So, We’ve Brexited. What Next?
That’s it, then. After more than four years of division and argument, two general elections and a turbulence of lies, this is the way we Get Brexit Done: not with a bang, but a whimper.
After the intensity of coverage in the latter part of 2019, prior to the General Election which ended so disastrously for the Labour Party, January has felt like a media wasteland, with Brexit only an afterthought.
There were a few lame-duck attempts at celebration—who can forget the baffling plan to expedite Big Ben’s repair process through crowdfunding, so we could bong on the stroke of Brexit at a cost of £500,000 a stroke? Madness, but set in context, it rather pales: we’ve so far spent more money trying to leave the EU than we paid into it in nearly five decades of membership. At the point of Official Brexit, there was some sort of very odd party going on outside Parliament, full of flag-wavers and tents inhabited by the kind of sociopath who views partying with Nigel Farage as an appealing prospect.
Then 11pm came and went, and we were out. And nothing—really—happened.
I’m writing this on February 1, ostensibly the first day of the rest of the United Kingdom’s life. Nothing’s really changed and, certainly, there’s good reason for that. For the year to come, we will remain bound by the rules of the European Union, although we will no longer have any representation in the European Parliament. Our right to free movement will not be impeded; our trading tariffs will remain the same. And, in the background, the government will try to convince the European Union that it’s somehow in its best interests to give the UK a winning divorce deal, as if they’ve anything now to gain from that.
It was always the plan that the year after Brexit Day would be a year of transition. The trouble is, the government’s platform of leadership through misinformation means that this calm before the storm may be widely misunderstood. We’ve Brexited, people are saying, and nothing’s happened. Project Fear has been beaten down once and for all. We were right to think that Leaving wouldn’t change anything at all, except to make us a sovereign nation once again.
And then, in a year, when Brexit actually takes effect and its impact on our economy really hits, the blame will be placed elsewhere. It can’t have been anything to do with leaving the EU, after all. That was a whole year ago.
Believe me when I say I have no desire to see the majority of Brexiteers proven wrong in ways that will leave them in ever direr states of poverty. I know that the vast majority of working-class communities which voted for Brexit—and then, on the platform of Brexit, voted against their own interests in the General Election, turning Tory for the first time ever—have done so not because of bigotry, but out of a desire to be heard.

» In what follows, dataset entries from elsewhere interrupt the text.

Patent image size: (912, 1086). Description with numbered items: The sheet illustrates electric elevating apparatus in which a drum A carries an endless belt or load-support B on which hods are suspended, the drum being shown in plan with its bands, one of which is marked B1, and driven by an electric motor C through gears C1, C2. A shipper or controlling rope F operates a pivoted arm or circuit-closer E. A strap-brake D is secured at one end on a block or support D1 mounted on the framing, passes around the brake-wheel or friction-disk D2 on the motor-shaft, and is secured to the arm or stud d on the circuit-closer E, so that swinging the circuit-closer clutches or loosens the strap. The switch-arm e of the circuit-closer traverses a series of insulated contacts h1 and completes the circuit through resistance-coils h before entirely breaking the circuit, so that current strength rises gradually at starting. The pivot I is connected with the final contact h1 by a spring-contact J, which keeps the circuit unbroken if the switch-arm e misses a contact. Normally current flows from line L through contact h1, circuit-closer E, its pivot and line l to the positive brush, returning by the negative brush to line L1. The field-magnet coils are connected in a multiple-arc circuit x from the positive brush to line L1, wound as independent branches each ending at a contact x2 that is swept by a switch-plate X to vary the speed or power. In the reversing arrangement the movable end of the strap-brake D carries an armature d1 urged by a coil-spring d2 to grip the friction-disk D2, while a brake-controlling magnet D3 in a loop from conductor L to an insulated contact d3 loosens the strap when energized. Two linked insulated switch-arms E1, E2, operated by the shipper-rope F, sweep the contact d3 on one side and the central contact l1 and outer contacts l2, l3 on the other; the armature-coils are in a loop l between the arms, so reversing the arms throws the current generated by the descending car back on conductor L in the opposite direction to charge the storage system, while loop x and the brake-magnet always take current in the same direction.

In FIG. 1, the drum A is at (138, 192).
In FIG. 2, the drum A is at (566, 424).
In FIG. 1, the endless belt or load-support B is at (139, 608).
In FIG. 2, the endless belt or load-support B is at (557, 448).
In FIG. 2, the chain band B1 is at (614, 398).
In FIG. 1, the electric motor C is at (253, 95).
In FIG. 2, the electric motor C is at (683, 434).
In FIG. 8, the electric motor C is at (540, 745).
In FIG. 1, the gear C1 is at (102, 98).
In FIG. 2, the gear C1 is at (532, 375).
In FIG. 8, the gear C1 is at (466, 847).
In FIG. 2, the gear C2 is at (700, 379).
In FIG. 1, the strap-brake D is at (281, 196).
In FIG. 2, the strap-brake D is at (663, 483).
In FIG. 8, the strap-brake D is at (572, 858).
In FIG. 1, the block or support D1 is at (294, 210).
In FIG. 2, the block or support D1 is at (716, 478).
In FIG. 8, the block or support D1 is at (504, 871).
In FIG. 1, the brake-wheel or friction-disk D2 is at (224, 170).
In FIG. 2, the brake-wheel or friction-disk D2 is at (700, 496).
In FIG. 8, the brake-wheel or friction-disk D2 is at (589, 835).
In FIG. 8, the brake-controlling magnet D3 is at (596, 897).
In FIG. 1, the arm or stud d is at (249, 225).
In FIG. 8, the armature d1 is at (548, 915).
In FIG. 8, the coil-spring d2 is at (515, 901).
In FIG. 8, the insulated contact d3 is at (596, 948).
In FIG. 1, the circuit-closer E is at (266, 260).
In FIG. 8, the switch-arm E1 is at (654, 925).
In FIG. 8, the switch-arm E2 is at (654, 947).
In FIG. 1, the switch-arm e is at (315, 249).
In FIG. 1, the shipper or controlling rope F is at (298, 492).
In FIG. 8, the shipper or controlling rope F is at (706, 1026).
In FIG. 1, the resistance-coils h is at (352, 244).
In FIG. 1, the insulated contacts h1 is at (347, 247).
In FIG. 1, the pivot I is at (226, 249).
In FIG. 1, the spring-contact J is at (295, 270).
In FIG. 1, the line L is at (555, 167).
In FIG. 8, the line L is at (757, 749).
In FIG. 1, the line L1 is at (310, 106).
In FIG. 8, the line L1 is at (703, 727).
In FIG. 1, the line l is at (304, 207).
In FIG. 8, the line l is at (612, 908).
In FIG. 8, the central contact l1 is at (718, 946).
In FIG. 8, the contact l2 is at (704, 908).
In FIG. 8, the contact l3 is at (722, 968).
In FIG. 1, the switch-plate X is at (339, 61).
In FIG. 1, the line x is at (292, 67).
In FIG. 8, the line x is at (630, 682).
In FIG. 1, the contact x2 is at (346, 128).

Westminster does not care about the post-industrial fringes of the nation. It does not care about Wales, where EU funding powers so much of what keeps communities afloat. Arguably, government in this country as a whole cares even less about the far north of England, which has no devolved government to look after it as Wales and Scotland do, but is so far away from the seat of power as to be viewed as near-mythical. Many in these areas voted for Brexit because they knew it was not what the government wanted, and they needed Westminster to recognise their existence. Had Brexit not been carried out, it would have been still further indication that their votes meant nothing; that they were not viewed as meaningful parts of this disunited kingdom.
They voted to be heard, but in doing so, have likely sacrificed their communities over an issue barely anyone cared about in 2013. Places in the country where EU funding is most needed also had the highest pro-Brexit turnouts. The impact of Brexit will certainly be felt more keenly in these already-impoverished areas than in London and the rich south east of England, which will be cushioned from the blow.
Yesterday a man heard me talking to my father on the phone and came over to see, essentially, whether I was Welsh. I’m not Welsh: but I’m from the North East of England, and I certainly understood the impulse. When I hear an accent that sounds like mine, it’s rare enough that I’ll look up immediately, seeking someone sympatico.
There’s a strong continuity of feeling between the people of both areas, and for good reason. Both post-industrial mining areas, both Labour heartlands. Both rattled heavily by Brexit, and suffering enormous poverty. Even our accents are similar because, historically, we were once the same people: the great Welsh epic Y Gododdin describes the progress of a group from the North East of England, their once-homeland, to Wales, where they then settled. There aren’t many people in the North East, and there aren’t many in Wales, either. We’re united in having been ignored; and now, those of us who’ve left our homelands to work in more affluent parts of the country are united, too, in our horror at what might happen there, now that this quiet exodus has taken place.
As a Remainer, I cannot see any tangible benefit Brexit might have for the nation. But we can’t, we cannot simply allow ourselves to be tired of talking about it. The worst is yet to come, and if we want to remain a United Kingdom, we must be on our guard. Otherwise, it will be the poorest in our society who suffer, as always, for the pretensions of public schoolboys trying to make names for themselves.